Second, trading Brady is illogical from the standpoint of getting value. On the one hand, if Brady is healthy, and able to perform at close to the same level as his 2007 season, he's a better quarterback than Cassel, and trading him would be utterly illogical.
On the other hand, if he's not able to perform to that level, that would drastically lower his trade value; in other words, Brady's value will likely never be lower than it is right now.
Third, one of the stated reasons for trading Brady is his $14.6 million cap hit, and how the Patriots would be able to use the money they save to sign other players. Unfortunately, this argument rests on a flawed understanding of either the salary cap or Brady's contract. Brady'scap hit for 2009 consists of:
- $6.6 million in prorated bonuses from previous seasons.

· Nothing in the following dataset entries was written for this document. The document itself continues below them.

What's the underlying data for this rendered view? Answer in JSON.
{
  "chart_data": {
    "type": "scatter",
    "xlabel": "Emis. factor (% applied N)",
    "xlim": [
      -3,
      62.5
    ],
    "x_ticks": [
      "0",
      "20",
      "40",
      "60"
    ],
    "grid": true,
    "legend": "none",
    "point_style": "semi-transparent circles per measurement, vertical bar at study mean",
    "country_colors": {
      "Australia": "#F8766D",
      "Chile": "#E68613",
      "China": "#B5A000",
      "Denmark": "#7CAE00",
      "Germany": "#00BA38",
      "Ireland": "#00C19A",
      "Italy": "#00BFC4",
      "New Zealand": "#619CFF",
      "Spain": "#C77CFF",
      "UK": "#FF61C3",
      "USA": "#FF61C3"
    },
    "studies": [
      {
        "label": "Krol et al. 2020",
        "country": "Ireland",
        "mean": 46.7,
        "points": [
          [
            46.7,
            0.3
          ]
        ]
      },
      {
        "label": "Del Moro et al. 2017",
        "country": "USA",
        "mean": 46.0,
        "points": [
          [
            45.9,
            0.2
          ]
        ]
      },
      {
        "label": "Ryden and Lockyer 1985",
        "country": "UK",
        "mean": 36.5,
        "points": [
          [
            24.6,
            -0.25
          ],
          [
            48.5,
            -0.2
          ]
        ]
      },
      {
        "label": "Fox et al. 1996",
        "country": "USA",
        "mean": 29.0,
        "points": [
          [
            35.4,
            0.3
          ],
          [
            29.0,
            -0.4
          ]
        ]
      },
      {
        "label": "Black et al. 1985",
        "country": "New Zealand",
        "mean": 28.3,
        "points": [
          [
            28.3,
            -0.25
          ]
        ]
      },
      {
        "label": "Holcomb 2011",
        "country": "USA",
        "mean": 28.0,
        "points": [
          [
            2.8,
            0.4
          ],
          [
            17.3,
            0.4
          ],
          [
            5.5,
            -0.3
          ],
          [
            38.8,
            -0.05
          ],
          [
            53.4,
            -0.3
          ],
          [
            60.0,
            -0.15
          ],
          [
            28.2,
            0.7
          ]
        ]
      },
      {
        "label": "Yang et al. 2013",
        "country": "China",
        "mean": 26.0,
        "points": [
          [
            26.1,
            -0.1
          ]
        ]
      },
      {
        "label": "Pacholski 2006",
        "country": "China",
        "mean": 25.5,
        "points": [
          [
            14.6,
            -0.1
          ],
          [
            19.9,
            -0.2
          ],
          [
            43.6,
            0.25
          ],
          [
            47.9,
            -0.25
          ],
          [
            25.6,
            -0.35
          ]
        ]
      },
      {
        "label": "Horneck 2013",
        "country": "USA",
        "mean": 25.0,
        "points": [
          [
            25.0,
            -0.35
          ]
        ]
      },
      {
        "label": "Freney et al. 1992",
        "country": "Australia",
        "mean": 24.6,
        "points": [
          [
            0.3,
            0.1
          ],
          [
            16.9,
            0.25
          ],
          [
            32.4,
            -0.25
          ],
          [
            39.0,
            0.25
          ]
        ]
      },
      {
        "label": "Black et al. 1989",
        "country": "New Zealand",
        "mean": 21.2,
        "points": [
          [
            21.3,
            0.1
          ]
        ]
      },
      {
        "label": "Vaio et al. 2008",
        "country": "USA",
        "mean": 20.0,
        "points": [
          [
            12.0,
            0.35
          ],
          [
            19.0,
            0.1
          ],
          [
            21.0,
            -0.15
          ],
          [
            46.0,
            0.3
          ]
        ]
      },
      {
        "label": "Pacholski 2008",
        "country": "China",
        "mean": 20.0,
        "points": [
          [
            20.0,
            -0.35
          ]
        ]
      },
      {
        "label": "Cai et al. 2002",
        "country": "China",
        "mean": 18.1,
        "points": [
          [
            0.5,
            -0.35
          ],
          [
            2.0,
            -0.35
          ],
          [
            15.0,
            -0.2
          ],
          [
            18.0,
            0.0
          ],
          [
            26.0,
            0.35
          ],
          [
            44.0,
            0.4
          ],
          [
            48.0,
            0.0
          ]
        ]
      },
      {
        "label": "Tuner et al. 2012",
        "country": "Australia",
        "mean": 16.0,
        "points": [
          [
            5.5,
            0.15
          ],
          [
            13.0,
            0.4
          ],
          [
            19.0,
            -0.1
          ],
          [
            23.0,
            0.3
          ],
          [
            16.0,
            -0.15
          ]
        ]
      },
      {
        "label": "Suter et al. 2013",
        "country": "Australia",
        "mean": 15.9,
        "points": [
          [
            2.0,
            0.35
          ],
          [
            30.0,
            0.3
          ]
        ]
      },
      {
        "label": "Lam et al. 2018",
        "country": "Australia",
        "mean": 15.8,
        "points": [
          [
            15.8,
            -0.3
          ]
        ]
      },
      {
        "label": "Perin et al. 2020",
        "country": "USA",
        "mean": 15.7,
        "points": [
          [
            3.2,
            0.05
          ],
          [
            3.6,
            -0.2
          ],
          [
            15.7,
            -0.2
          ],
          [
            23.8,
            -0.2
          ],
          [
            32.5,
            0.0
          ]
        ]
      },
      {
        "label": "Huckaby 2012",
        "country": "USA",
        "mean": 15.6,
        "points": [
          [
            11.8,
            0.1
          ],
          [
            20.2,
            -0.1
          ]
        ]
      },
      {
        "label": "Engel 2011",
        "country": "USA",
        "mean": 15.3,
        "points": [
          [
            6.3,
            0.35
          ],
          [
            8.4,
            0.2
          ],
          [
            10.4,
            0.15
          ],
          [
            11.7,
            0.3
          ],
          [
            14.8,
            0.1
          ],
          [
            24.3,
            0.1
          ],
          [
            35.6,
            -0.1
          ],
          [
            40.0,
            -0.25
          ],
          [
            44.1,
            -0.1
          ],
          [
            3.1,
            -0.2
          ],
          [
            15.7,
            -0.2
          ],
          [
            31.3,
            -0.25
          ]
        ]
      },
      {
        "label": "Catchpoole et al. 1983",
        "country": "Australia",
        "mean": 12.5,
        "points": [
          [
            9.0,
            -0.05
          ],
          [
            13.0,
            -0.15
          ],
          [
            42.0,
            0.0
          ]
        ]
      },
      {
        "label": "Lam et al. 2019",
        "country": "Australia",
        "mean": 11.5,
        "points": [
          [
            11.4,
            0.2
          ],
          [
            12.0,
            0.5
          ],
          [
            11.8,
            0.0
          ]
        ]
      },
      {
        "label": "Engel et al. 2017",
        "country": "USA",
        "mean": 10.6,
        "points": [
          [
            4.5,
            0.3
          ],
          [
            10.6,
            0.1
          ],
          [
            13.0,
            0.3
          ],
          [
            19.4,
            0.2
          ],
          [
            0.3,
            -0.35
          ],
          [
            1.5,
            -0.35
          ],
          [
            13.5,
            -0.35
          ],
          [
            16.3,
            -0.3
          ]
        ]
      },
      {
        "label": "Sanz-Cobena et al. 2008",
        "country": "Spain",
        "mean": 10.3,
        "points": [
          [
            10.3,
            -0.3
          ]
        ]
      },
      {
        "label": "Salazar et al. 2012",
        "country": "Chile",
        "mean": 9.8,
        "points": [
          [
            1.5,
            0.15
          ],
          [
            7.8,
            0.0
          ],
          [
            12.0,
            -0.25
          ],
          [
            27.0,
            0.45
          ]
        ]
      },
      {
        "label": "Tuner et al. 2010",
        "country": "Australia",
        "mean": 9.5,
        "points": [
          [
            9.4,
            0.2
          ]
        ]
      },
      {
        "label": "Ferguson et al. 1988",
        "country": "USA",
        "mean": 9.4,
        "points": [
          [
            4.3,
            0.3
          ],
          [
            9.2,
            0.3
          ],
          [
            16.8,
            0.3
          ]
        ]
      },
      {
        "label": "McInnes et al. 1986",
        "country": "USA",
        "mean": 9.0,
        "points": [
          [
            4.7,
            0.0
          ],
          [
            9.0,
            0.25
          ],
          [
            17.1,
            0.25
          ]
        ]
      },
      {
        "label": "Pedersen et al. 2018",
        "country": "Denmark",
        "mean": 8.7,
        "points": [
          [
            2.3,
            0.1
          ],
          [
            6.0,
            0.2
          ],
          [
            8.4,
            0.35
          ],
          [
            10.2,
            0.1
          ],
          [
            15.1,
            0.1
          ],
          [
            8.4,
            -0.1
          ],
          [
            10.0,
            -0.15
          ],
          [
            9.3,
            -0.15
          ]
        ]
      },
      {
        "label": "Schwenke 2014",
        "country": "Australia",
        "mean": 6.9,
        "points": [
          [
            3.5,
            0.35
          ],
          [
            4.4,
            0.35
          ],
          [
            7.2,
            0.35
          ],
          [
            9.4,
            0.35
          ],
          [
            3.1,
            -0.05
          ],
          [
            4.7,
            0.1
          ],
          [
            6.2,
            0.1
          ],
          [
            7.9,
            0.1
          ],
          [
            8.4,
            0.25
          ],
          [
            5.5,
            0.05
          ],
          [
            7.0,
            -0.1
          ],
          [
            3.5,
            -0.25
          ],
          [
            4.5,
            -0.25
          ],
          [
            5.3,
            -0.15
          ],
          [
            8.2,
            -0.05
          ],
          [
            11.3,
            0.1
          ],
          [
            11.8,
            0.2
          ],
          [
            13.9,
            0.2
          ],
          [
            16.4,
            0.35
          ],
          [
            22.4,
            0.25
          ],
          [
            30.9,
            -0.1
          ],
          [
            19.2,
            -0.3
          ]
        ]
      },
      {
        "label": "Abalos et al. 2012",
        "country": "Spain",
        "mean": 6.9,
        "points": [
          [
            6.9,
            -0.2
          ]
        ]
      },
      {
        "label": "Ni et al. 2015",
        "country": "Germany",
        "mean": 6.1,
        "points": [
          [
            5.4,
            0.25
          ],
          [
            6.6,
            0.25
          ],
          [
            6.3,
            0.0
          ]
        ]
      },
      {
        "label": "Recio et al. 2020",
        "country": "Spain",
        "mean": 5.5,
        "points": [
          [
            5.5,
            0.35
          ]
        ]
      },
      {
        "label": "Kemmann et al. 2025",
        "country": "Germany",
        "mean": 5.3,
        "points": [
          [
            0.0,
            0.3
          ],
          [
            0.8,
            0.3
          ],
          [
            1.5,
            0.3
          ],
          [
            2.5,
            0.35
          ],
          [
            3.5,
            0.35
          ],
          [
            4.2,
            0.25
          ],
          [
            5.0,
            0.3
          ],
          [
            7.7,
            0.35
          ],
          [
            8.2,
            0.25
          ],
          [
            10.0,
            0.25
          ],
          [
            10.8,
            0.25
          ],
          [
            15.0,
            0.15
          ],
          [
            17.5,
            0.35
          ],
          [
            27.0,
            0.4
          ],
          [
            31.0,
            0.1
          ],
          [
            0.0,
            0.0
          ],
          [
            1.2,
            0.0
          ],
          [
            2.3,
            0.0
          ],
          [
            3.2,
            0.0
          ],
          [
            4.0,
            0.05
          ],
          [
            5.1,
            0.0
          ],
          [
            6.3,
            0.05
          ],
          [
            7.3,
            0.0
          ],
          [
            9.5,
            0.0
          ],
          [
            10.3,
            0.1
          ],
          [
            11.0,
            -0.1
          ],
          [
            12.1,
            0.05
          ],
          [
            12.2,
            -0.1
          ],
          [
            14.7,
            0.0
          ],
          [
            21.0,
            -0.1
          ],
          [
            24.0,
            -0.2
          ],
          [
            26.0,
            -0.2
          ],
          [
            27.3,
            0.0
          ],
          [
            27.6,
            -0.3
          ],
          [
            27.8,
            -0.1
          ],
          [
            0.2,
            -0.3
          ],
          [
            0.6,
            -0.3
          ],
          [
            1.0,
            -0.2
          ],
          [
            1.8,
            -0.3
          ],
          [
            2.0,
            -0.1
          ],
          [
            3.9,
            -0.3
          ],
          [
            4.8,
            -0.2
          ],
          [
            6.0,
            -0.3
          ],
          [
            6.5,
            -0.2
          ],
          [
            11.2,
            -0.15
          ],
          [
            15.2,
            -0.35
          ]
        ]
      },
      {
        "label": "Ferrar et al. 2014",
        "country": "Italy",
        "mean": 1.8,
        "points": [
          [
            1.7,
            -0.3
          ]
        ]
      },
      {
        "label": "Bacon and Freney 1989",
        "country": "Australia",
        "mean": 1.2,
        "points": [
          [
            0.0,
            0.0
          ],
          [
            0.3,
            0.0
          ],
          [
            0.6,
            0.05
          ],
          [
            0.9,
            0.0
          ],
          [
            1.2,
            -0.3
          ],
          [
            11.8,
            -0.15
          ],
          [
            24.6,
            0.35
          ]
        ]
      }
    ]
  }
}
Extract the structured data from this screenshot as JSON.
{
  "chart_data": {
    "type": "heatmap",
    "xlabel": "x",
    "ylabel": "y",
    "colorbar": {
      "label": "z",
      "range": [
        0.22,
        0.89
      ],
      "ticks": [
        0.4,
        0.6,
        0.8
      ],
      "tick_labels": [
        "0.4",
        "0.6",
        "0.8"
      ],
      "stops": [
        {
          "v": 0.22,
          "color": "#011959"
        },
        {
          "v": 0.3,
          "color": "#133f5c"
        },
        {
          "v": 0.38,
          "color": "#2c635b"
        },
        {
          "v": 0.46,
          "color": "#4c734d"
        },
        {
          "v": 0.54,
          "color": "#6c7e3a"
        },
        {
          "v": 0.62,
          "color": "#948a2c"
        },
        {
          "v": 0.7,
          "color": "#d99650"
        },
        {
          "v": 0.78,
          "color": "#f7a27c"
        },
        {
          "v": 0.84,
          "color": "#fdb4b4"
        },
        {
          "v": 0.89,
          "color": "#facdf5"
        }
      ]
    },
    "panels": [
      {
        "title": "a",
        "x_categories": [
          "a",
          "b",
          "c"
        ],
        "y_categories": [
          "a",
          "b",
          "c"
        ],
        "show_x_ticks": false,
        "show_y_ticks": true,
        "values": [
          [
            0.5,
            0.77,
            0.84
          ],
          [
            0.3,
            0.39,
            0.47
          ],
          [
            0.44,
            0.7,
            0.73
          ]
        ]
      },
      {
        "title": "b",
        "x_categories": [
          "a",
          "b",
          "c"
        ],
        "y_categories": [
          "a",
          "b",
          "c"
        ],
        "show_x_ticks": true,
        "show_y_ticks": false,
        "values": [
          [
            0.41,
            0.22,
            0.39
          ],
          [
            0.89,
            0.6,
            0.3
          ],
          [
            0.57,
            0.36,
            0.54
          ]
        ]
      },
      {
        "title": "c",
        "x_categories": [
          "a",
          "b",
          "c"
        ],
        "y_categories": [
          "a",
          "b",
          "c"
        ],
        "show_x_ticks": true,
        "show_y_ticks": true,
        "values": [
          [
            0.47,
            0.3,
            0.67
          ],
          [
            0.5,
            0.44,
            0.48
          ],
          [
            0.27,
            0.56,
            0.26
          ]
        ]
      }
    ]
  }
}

There is nothing the Patriots can do to change this.
- $3 million in roster bonus. This is due on the first day of the league year, and the Patriots cannot trade him before this is due, so it will hit the 2009 salary cap. [If it doesn't, then Brady would be a free agent, and that's not going to happen, either.]
- $5 million in salary. If the Patriots were to trade Brady before the 2009 season begins, this money would come off the cap. So, the Pats would have an extra $5 million, right? Wrong.
- If the Patriots trade Brady, then, because 2010 is slated to be an uncapped year, the signing bonus prorations originally scheduled for 2010 must be accelerated and accounted for in the cap for 2009. Those prorations total $3.7 million.
Thus, the Patriots will save a whopping $1.3 million in cap room by trading Brady--and that's before you start factoring in the millions it would take to keep Cassel long-term.
Again, it's at least theoretically possible the Patriots will trade Brady. But it's very, very unlikely, because it just doesn't make much sense.